I should probably tell the story. I was helping a friend of mine named Jeff move out of his studio, so I called my aunt and uncle and asked to borrow their pickup truck. When I got there, they said "
it's a stick — you know how to drive it?" and I was like "
no..." so they real quick taught me to drive a manual transmission, and after maybe a half hour of lessons off I drove off by myself into the city to meet Jeff at the art studio.
So, I'm not having a lot of fun getting it to start at traffic lights, but I haven't stalled it yet. Neither am I going very fast, and cars keep zooming by me. One such car came up behind me, and passed me by on the right, going a bit faster than I was, and I looked over at him as he passed by, and was like "
dudebro f*ck..." to myself. Again — late-thirties, button shirt maybe flannel-ish patterned, looked like he had been a frat douchebag ten years ago, now he was just a junior partner at the ad agency douchebag. He merged over to the left back into my lane in front of me, as I was starting to worry about down-shifting to stop for the red light, and he was stopped at the light already maybe 300 yards ahead of me.

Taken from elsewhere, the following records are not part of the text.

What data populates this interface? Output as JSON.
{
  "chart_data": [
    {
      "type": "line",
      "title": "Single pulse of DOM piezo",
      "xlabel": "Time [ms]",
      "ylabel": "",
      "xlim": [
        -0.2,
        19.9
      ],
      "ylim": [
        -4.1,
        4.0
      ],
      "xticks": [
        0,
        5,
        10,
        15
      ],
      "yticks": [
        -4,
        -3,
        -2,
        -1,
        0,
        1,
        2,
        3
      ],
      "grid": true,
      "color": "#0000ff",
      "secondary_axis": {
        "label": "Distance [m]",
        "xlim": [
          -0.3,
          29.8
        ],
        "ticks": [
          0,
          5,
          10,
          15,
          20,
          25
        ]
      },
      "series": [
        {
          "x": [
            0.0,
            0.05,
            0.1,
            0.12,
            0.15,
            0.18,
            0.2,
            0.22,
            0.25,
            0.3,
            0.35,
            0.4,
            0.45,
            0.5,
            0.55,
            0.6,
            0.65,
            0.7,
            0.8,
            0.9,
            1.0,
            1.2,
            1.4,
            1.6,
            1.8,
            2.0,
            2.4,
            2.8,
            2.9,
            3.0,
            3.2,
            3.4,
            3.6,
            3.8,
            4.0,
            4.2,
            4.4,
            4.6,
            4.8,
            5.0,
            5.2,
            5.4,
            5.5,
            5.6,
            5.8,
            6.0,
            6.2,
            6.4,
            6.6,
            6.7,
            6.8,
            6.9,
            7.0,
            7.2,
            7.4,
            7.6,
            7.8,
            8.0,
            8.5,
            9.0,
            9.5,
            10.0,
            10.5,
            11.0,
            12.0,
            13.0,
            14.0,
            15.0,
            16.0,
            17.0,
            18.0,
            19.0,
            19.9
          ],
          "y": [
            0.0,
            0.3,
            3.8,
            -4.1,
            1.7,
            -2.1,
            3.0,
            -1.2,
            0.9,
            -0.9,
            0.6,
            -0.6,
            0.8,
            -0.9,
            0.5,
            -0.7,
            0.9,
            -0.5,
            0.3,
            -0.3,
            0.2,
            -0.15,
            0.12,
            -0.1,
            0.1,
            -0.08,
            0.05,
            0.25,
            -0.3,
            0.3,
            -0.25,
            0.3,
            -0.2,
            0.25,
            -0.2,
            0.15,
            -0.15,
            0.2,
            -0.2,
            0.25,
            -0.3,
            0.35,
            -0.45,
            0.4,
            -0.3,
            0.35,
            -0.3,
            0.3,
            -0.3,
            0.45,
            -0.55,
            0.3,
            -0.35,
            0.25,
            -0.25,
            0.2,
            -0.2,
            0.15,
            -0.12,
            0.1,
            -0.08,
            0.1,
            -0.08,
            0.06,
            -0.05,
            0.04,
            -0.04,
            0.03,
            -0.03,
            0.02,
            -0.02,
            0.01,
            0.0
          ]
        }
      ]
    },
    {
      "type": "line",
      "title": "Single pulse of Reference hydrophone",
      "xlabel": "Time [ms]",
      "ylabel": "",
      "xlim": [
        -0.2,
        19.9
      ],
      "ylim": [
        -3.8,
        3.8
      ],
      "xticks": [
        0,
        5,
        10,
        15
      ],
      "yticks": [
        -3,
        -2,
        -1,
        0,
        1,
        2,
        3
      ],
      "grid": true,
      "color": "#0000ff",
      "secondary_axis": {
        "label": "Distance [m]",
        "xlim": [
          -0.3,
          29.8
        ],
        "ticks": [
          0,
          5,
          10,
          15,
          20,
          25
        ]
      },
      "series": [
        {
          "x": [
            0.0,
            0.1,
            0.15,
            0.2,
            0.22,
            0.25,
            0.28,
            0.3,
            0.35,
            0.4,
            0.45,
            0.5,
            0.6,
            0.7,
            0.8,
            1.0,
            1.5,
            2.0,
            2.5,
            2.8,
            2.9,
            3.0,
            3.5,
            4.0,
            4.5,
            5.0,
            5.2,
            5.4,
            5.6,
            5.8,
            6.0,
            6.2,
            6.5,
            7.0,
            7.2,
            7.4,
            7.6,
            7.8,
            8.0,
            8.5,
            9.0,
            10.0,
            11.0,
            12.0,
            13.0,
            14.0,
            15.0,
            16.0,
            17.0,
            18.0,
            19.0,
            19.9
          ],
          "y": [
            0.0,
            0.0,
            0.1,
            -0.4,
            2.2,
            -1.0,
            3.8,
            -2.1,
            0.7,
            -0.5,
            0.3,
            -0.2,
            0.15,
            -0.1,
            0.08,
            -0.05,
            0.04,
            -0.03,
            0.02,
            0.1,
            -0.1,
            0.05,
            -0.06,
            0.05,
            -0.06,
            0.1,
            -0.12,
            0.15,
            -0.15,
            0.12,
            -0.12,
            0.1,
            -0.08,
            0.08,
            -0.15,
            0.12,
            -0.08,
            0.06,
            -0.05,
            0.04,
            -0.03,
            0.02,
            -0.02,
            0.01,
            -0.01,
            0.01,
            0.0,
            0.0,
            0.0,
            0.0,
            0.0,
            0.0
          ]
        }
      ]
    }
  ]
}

I was looking straight the intersection — the red light, the cars, in a general way — but my mind was on shifting correctly. Still, I register that the blue car just vanished while I was thinking about the shifter and clutch. Poof. Gone. It didn't turn right onto the side street and drive away; it didn't blow through the light and zoom onto the freeway onramp to the right beyond the intersection. It just ceased to exist. I drove up to the red light, which now had no blue Honda in the way, first in line, and seriously freaking out. The weird thing is, by the time I got to the next light, about a quarter of a mile down, I had already completely forgot about the experience for trying to shift correctly.
It wasn't until I got to the studio, loaded up all the furniture, took it all to the new place, unloaded it, and was halfway through my drive back to my aunt and uncle's to drop off the truck and get back into my own Jeep with its wondrous automatic transmission that it suddenly struck me what I had seen like three hours earlier, and I was the "
WAIT JUST A GODDAM MINUTE! Did I just see that car f***ing DISAPPEAR?!"
No one has ever believed the story when I've told them, or said "
well if you weren't paying attention they just drove off and you didn't see it." But I was looking right at the car. I didn't blink. It just stopped existing in front of me. You see things all the time while you're paying attention to something else and still see it just fine.